Main Ingredients Bhalla, Split skinless black gram (dhuli urad dal)
Cuisine Indian
Course Snacks and Starters
Prep Time 8-10 hour
Cook time 11-15 minutes
Serve 4
Taste Tangy
Level of Cooking Easy
Others Veg

Ingredients

  • 1½ cups chilled yogurt
  • 2 tablespoons powdered sugar
  • ½ teaspoon red chilli powder + for sprinkling
  • Salt to taste
  • ½ teaspoon black salt
  • ½ teaspoon roasted cumin powder + to sprinkle
  • ½ teaspoon chaat masala + for sprinkling
  • ½ cup milk
  • Green chutney as required
  • Tamarind chutney as required
  • 16-20 papdis
  • Nylon sev for sprinkling
  • Pomegranate pearls for garnish
  • Freshly chopped coriander leaves for garnish 
    Bhalla
  • 1½ cups split, skinless black gram, soaked overnight and drained
  • Salt to taste
  • 2 teaspoons ginger, finely chopped
  • 1 green chilli, chopped
  • 2 tablespoons cashew nuts, chopped
  • 8-10 raisins, chopped
  • ½ teaspoon red chilli powder
  • Oil for deep frying
  • ¼ teaspoon asafoetida

Method

  1. In a blender jar, add black gram, water and blend to a fine paste. Transfer to a bowl.

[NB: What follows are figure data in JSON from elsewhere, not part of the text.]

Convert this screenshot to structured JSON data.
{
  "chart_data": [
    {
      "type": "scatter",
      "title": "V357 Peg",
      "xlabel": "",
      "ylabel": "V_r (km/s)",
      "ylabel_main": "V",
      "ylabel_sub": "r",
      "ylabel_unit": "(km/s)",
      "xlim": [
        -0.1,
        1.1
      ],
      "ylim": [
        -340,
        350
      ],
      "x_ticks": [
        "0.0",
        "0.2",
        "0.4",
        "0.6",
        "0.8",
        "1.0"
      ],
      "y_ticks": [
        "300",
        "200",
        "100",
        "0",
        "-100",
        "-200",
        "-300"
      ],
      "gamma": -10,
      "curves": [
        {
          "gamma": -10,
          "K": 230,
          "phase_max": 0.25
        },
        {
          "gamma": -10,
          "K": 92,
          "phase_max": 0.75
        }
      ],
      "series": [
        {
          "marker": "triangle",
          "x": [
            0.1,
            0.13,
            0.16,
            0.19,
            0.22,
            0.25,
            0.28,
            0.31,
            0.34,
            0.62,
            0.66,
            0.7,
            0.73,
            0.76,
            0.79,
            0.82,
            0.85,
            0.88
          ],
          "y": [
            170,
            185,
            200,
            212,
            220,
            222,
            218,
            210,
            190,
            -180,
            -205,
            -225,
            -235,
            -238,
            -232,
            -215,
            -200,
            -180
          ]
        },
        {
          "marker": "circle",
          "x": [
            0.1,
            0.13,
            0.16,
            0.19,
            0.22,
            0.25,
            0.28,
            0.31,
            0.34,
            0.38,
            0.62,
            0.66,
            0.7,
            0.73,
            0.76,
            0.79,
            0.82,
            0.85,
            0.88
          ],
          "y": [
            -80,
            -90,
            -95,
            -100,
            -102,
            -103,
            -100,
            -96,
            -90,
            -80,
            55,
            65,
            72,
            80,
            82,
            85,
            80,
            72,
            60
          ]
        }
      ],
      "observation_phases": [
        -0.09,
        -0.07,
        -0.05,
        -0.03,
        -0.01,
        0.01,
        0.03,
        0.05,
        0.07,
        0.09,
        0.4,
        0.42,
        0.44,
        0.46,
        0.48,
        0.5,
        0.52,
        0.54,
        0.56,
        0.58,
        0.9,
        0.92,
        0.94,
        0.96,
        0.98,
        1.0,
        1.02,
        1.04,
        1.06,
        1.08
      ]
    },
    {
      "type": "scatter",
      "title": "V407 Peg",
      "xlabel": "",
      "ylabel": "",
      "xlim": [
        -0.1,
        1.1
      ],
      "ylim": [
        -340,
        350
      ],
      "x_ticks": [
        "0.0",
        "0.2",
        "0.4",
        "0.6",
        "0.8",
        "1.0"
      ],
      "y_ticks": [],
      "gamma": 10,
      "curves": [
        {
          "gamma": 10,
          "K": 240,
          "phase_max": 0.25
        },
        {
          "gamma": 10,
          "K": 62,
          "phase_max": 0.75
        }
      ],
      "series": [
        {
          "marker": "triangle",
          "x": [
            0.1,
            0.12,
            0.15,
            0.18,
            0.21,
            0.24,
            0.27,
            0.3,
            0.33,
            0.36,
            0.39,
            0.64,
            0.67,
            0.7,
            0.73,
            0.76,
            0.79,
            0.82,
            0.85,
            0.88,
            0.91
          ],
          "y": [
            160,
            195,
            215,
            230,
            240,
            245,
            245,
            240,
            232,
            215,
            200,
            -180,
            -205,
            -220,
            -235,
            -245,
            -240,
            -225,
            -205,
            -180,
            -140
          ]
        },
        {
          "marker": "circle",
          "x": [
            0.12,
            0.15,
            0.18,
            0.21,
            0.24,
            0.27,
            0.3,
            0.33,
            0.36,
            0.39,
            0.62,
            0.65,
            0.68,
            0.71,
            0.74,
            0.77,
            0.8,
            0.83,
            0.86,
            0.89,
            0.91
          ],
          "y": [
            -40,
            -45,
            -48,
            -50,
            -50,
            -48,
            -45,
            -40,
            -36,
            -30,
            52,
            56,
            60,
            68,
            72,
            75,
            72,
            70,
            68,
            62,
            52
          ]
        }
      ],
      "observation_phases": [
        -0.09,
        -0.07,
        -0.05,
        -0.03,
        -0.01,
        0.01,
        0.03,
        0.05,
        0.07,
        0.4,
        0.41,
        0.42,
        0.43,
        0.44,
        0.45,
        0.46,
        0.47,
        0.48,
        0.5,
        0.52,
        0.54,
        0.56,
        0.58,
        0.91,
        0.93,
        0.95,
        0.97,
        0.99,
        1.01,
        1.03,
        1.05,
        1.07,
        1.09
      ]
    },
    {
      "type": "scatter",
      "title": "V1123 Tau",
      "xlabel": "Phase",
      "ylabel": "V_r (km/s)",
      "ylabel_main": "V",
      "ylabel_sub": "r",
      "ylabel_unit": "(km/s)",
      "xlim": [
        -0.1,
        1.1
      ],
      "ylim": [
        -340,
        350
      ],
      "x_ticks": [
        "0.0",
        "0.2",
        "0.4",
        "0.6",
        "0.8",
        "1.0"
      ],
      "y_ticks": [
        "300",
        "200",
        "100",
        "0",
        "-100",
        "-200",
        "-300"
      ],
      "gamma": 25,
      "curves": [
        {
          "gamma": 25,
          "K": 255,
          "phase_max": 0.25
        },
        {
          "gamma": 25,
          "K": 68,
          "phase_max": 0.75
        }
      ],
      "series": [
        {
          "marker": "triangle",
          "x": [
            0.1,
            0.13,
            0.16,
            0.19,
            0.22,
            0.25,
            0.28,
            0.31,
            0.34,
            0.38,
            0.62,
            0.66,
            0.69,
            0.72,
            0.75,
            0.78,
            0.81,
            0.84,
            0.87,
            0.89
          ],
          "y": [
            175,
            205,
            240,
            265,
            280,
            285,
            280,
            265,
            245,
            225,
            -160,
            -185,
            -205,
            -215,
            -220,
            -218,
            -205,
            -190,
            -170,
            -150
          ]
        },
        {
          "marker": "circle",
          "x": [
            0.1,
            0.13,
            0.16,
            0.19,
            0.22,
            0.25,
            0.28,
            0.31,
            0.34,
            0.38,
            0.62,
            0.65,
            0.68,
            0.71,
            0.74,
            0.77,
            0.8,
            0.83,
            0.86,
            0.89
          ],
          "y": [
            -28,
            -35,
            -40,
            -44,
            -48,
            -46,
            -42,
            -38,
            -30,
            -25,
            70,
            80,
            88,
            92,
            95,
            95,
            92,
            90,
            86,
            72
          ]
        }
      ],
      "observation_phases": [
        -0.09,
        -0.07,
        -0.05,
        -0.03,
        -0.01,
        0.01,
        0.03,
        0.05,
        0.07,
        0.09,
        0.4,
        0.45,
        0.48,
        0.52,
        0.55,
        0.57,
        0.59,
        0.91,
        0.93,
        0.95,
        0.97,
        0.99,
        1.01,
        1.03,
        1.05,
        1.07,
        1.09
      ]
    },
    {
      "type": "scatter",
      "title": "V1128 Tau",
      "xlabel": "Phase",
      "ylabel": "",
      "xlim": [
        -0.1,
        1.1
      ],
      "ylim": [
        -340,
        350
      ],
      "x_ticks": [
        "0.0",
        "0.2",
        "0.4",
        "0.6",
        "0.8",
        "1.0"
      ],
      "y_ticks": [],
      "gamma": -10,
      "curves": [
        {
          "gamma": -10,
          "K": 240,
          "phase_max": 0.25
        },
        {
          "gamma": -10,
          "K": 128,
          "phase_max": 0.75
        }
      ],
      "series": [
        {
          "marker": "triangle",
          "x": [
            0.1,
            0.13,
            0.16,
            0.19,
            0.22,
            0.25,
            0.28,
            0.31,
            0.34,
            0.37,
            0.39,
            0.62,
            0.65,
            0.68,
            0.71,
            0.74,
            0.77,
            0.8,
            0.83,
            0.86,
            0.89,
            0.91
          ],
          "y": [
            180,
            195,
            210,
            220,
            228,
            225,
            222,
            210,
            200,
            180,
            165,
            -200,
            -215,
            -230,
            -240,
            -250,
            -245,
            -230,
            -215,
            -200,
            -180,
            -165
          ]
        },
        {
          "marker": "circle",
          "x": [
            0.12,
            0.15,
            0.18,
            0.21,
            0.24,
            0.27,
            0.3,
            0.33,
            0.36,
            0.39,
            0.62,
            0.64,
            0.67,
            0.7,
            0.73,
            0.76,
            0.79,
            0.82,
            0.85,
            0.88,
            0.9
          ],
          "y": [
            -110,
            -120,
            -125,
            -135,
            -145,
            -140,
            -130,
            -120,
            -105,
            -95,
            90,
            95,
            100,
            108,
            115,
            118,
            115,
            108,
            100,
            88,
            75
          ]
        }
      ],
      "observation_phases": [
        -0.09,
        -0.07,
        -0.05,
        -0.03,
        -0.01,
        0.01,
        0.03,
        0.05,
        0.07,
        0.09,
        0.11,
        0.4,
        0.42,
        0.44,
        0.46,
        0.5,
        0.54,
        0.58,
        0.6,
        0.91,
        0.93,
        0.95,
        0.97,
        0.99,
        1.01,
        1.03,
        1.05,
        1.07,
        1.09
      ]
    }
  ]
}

  2. Add salt, ginger, green chillies, cashew nuts, raisins, and red chilli powder. Mix well with hand.
  3. Heat sufficient oil in a kadai. Wet palm with water and take a medium portion of the mixture and drop in the hot oil.  Deep fry till golden in colour.
  4. Add asafoetida in water in a bowl. Transfer the fried bhallas in the water and set aside.

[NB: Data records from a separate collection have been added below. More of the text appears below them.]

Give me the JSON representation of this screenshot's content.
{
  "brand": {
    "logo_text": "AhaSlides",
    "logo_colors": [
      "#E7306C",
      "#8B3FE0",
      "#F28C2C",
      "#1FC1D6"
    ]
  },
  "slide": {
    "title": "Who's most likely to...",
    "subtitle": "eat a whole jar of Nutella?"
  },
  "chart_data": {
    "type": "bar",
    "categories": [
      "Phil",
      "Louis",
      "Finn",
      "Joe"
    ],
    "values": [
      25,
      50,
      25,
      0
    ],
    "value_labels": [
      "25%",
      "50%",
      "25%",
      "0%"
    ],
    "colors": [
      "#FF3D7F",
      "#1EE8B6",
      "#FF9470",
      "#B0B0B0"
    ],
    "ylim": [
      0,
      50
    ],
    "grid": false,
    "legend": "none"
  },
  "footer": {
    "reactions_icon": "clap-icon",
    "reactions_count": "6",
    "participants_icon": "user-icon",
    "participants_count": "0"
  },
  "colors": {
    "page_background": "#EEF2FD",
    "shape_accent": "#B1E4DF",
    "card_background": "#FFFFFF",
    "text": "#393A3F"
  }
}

  5. In a bowl, add yogurt, powdered sugar, red chilli powder, salt, roasted cumin powder, black salt, and chaat masala. Add milk and mix well.
  6. Squeeze out water from the bhallas and add in the yogurt mixture. Set aside to refrigerate for 20 minutes.

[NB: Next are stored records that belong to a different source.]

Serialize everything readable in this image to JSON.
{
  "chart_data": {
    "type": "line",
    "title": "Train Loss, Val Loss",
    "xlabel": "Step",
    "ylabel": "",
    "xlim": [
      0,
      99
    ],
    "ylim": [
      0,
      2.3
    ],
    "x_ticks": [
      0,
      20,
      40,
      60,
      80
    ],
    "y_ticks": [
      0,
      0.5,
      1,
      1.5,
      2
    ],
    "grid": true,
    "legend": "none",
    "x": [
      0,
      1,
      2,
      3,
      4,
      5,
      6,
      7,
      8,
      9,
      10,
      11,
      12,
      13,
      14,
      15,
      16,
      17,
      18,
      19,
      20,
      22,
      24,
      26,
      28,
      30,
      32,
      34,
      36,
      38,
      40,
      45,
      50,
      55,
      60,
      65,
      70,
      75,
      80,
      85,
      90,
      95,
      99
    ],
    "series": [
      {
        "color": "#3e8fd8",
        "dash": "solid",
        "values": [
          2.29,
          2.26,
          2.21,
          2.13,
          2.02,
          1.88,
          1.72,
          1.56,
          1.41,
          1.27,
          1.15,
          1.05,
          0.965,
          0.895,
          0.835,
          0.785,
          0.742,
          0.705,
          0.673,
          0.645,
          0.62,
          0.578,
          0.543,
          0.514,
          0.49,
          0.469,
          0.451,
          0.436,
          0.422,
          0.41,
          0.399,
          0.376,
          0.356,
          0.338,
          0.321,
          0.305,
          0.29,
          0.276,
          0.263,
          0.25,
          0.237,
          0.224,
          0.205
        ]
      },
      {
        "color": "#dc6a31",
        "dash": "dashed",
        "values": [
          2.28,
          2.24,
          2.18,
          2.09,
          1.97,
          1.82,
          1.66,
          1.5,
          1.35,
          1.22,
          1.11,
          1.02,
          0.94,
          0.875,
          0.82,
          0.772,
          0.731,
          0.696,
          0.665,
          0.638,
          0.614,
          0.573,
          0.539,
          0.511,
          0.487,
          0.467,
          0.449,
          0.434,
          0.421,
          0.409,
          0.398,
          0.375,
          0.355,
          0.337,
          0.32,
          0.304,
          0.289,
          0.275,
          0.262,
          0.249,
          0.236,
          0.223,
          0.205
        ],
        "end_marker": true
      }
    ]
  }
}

  7. Place the dahi bhallas in individual serving plate and break them into pieces. Add spoons of curd mixture on each bhalla.
  8. Sprinkle roasted cumin powder, chaat masala, red chilli powder and black salt. Drizzle green chutney and tamarind chutney on top.
  9. Break and add 4-5 papadis on each bowl. Sprinkle nylon sev. Garnish with pomegranate pearls and chopped coriander.